Preparing Score-P for Summit: An LLVM Instrumentation Plugin for Score-P

Table 2


Design and implementation of an LLVM instrumentation plugin for Score-P

Significance and Impact

This plugin provides vastly improved instrumentation over automatic compiler instrumentation by not interfering with optimization passes and allowing to selectively include functions.

Research Details

  • Add support for Clang and POWER8 to Score-P.

  • Leverage our knowledge from developing a GCC instrumentation plugin to bring the benefits of a custom instrumentation pass to LLVM.

  • Enable selective instrumentation via Score-P’s filter format.

  • The plugin correctly handles exceptions, which automatic compiler instrumentation and the new XRay do not.

  • Evaluate its effectiveness on Summitdev.


In order to investigate software performance, we need a way to intercept an application at runtime, measure what it is doing, store that in a log and finally analyze and/or visualize this performance data. There are many different ways to intercept an application’s runtime. E.g. Sampling, instrumentation, library wrapping and tools interfaces. One of Score-P’s main sources of interception is instrumentation. Compared to sampling which probes at a given frequency, instrumentation provides callbacks before and after a function is called. This enables exact per-function-call measurements of time, performance counters and invocation counts.

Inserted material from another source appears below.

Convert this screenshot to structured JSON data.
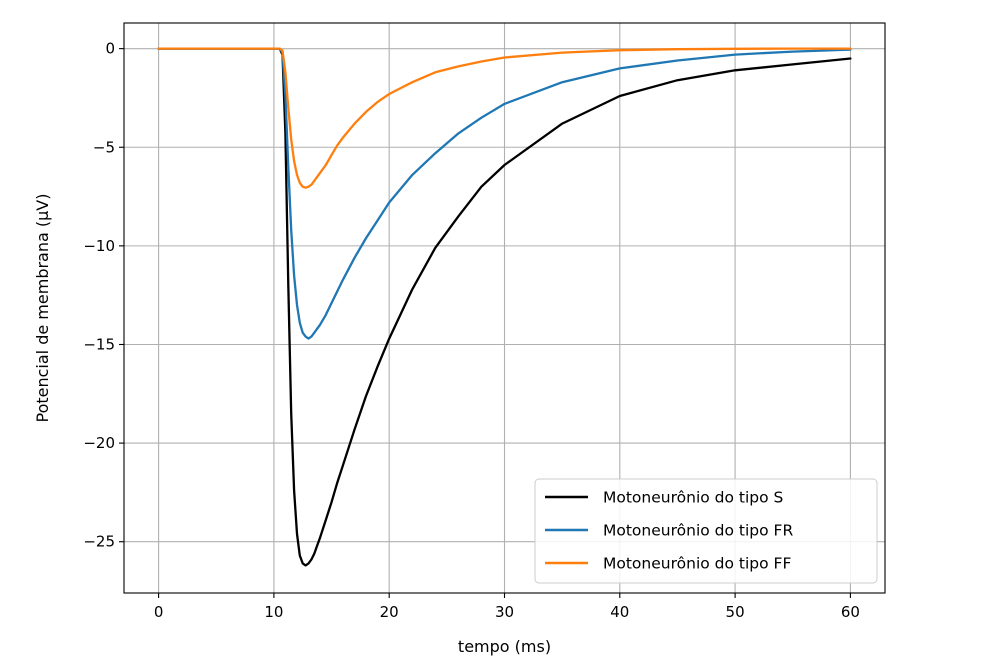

One of the prime providers of instrumentation is automatic compiler instrumentation (-finstrument-functions). Sadly, its implementation in most compilers is lackluster, because it switches parts of the optimization off and in general does not give any guarantees about the implementation details. This also means that for most compilers, C++ templates are unrolled, but the resulting tiny multi-level function calls are not inlined, making it very challenging to analyze C++ applications. A second downside of automatic compiler instrumentation is that excluding certain functions and source files from instrumentation is compiler specific and often lackluster. Specifically, Clang has no facility for this. In order to reduce instrumentation overhead, compile-time filtering is badly needed.

The addition of the GCC plugin to Score-P in 2014 marked a major improvement in our ability to avoid excessive instrumentation and the resulting measurement overhead, and only instrument what the compiler would not optimize away. Since Clang and Flang are two of the major compilers for Summit and Sierra, and more compiler vendors are adopting LLVM-based backends for their compilers, we want to bring the benefits of custom instrumentation to LLVM. 

We demonstrate the plugins effectiveness using the miniFE app on 20 threads. The plugin reduces the maximum slowdown from 133.3 to 4.5 and the minimum from 23.3 to 1.2, and the (Table 2).

Adding Flang support should be straightforward, once a clang-like frontend for Flang is available.